Let your conduct be without covetousness; be content with such things as you have. For He Himself has said ” I will never leave you nor forsake you.” Hebrews 13:5
Have you ever wanted something that someone else possessed? I myself am not one to keep up with the Jones’. I could care less about the new technology and the new cars, cell phones, fashions, etc. You get the picture. I am perfectly content with what I have. But on the other hand this scripture was still meant for me. With Jesus leading the way, I have been seeking a career in writing. I have my highs and lows but with each step He is forming me to become the person/writer that He desires me to be. But it is when I am in those lows that I find my self in the covetousness state. (That is probably when it occurs the most for others as well) . I am not alone on this writing adventure. He has also led my mom to write as well. He too has placed books upon her life that must be written for His glory. My mom is so awesome. I can’t help but to admire her. I see such strength and determination in her as she researches and writes. She is very knowledgeable and wise. It seems as if she knows where she is going and is achieving things left and right. When I last spoke to her I could feel my frustrations with my own ministry start to overwhelm me. Tears wailed up in my eyes as I tried to figure out, why she seemed to have it all together and why I can’t stop going round and round in circles. Yes, I was experiencing a low in my writing as she was experiencing a high. The Lord was revealing all sorts of things to her, and me well I was in the dark, wanting what my mom had ( Words from the Lord). She reassured me that she too did not have it all together that her thoughts were everywhere. The Lord has predestined us to write and publish books. And with this scripture I am reminded that He will never leave me nor forsake me. His plan for my life although at times parallels to my mom s it will never be the same. I must be content with the words and the direction he has given me and rejoice when momma hears the words meant for her. Lord, help me to be content with the life you have given me!

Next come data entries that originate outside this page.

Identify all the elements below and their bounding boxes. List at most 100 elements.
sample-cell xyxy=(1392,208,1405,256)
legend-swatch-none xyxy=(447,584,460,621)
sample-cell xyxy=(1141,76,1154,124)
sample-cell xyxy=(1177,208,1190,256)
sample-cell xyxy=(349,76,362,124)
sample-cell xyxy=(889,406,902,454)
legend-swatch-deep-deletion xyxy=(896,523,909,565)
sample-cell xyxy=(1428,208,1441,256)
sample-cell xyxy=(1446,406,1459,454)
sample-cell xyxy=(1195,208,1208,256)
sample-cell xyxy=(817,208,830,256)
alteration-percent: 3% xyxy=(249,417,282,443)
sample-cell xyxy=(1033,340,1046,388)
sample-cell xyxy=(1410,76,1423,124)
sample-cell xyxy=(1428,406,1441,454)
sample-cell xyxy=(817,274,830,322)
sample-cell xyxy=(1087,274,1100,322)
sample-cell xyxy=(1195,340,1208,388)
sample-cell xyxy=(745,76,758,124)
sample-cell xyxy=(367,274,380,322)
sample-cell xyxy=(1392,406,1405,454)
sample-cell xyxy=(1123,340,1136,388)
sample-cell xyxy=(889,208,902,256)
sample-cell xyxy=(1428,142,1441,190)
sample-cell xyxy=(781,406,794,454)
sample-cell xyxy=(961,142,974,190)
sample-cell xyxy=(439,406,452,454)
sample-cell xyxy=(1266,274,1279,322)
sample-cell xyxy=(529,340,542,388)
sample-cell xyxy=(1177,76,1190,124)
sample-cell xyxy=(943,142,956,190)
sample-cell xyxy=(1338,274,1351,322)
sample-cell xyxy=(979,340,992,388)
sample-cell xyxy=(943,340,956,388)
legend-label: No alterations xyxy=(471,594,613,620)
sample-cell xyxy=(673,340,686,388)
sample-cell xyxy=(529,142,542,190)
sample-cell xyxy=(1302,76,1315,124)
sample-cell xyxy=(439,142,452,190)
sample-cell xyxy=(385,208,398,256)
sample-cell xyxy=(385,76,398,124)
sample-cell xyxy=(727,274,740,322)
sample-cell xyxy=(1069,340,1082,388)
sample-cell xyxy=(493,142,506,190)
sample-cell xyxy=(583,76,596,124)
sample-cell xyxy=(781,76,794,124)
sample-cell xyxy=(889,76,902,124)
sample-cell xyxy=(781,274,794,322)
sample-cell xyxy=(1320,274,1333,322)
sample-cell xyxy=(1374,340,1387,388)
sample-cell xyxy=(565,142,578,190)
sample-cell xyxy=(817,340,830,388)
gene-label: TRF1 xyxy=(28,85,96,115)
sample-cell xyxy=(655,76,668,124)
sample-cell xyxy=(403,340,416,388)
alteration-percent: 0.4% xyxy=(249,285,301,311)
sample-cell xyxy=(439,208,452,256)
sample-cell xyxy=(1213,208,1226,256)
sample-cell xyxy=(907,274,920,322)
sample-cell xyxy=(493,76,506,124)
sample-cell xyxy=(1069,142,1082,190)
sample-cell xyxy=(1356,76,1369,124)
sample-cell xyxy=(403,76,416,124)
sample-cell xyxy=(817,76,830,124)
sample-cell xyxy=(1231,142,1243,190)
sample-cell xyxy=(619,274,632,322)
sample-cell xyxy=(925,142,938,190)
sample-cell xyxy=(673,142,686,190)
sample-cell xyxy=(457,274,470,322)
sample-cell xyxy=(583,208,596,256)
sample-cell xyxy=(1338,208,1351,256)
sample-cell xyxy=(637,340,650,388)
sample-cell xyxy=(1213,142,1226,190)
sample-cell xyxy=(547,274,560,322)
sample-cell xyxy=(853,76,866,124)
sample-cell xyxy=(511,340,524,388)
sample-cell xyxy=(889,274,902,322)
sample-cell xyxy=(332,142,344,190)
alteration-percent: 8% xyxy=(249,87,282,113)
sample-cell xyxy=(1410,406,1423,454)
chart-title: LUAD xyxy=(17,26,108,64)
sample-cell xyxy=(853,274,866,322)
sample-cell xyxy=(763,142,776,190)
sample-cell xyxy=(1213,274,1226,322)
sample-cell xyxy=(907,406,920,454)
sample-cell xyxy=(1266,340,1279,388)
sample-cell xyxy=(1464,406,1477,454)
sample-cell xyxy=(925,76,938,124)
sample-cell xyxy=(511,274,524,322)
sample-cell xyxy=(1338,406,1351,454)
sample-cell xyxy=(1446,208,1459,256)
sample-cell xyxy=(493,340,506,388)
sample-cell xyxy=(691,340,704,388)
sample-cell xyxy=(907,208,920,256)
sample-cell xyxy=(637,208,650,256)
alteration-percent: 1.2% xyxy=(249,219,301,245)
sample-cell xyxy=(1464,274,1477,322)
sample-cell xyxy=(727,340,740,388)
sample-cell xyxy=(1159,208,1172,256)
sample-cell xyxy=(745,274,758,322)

***Please visit my mom s sight. It is wonderful!!
www.terrylynnhughes.wordpress.com
Just Breathe Ministries
A.L Greene
carrie Says: February 28, 2008 at 3:44 pm
hey, you finaaly made it back. If only i could think of something interesting to talk or write. well keep up the good work.
Very Blessed Says: February 29, 2008 at 12:56 am
You may feel like that you are going around in circles and not accomplishing anything for the Lord, but you are. You are learning right now…in training sort of speak… Trust the Lord, He knows what He is doing. It is so easy for us to become so impatient, so easily. It’s so easy for us to get off track. I miss our long conversations because the Lord always reveals some truth to me through your words. Words HE give you and you don’t even realize it. I’m sure the Lord has used you with so many people you just don’t have any idea. Don’t give up! This is your season of stillness. i might be saying the same thing over and over, I don’t know – my eyes are blurry right now so I’m not going to attempt to edit- I’m just writing from my heart. mabye that’s what the Lord wants you to do…just write from your heart. i know for me when I want something to work perfectly i usually screw it up just by trying too hard. does that make sense? It’s when I don’t think about saying something just perfectly that the Lord uses my words or actions for HIM.
I love you girl and I miss you. Do not be afraid. you’ve read journal entries to me in the past that I was just amazed about, never did the Lord give me those insights. you have a gift, He is using you everyday.